Почему реформы в сфере политики памяти, так обнадеживающе начавшиеся в перестроечной России, не стали необратимыми, и для чего государству игры с исторической памятью? Ольга Канунникова поговорила с Александром Черкасовым, членом совета центра защиты прав человека «Мемориал».
— Новая редакция концепции госполитики об увековечивании памяти жертв репрессий, тишком принятая ещё в июне, говорит: массовых репрессий, оказывается, не было. Зачем государство объявило «дереабилитацию»?
— В переписанной концепции правда больше не говорится о том, кто и когда проводил репрессии, кто несёт за них ответственность. Надлежит забыть, что это был террор, проводимый органами госбезопасности СССР под руководством верхушки Компартии и длившийся в разных формах всё время существования СССР. Не сказано, кто подвергся репрессиям, в чём именно эти репрессии заключались, сколько было жертв. Репрессии теперь даже не названы «массовыми», исчезли и слова о том, что «миллионы людей были лишены жизни, стали узниками ГУЛАГа, были лишены имущества и подвергнуты депортации». Не говорится о массовом, планомерном истреблении элит, сословий и классов, о коллективизации и вызванном ею голоде. Признание чудовищного прошлого, ранее сделанное государством, предполагается отредактировать и сократить — чуть ли не до бытовавшей в брежневско-андроповские времена ничего не значащей формулы «культ личности».

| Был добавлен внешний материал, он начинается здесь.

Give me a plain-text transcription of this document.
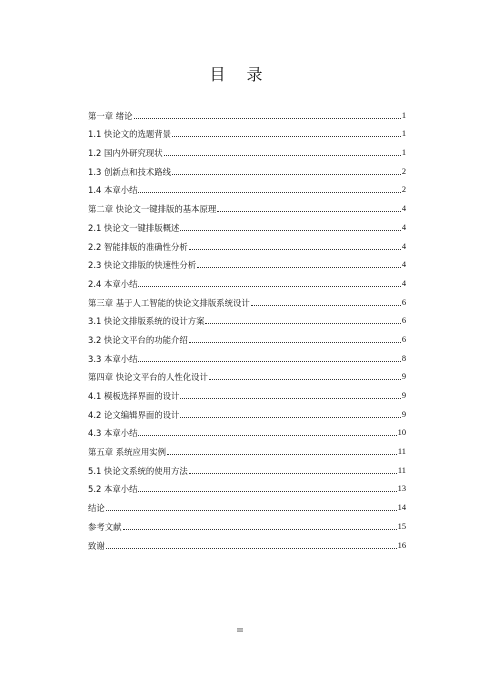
目 录
第一章 绪论	1
1.1 快论文的选题背景	1
1.2 国内外研究现状	1
1.3 创新点和技术路线	2
1.4 本章小结	2
第二章 快论文一键排版的基本原理	4
2.1 快论文一键排版概述	4
2.2 智能排版的准确性分析	4
2.3 快论文排版的快速性分析	4
2.4 本章小结	4
第三章 基于人工智能的快论文排版系统设计	6
3.1 快论文排版系统的设计方案	6
3.2 快论文平台的功能介绍	6
3.3 本章小结	8
第四章 快论文平台的人性化设计	9
4.1 模板选择界面的设计	9
4.2 论文编辑界面的设计	9
4.3 本章小结	10
第五章 系统应用实例	11
5.1 快论文系统的使用方法	11
5.2 本章小结	13
结论	14
参考文献	15
致谢	16
III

Как говаривал герой Шекспира, «в этом безумии есть система». Политические репрессии вышли с начала полномасштабного вторжения на новый уровень, они в разы интенсивней, чем в брежневско-андроповские времена. Теперь это не просто способ «защиты основ государственного и общественного строя», но инструмент новой социальной инженерии, переформатирования общества. Память о советском терроре, о массовых репрессиях не очень сочетается с развёртыванием репрессий современных. Это как с войной: с установкой «никогда снова» много не навоюешь, надо приводить в соответствие. Частью такого приведения, возможно, была и кампания по ликвидации «Мемориалов», разворачивавшаяся три года назад. Теперь добрались до соответствующих государственных нормативных и распорядительных документов, незаметно для публики их отредактировав.
Так историческая политика становится третьим полноценным механизмом постсоветской социальной инженерии, наряду с войной и репрессиями.
— Когда случился перелом в отношении государства к исторической политике?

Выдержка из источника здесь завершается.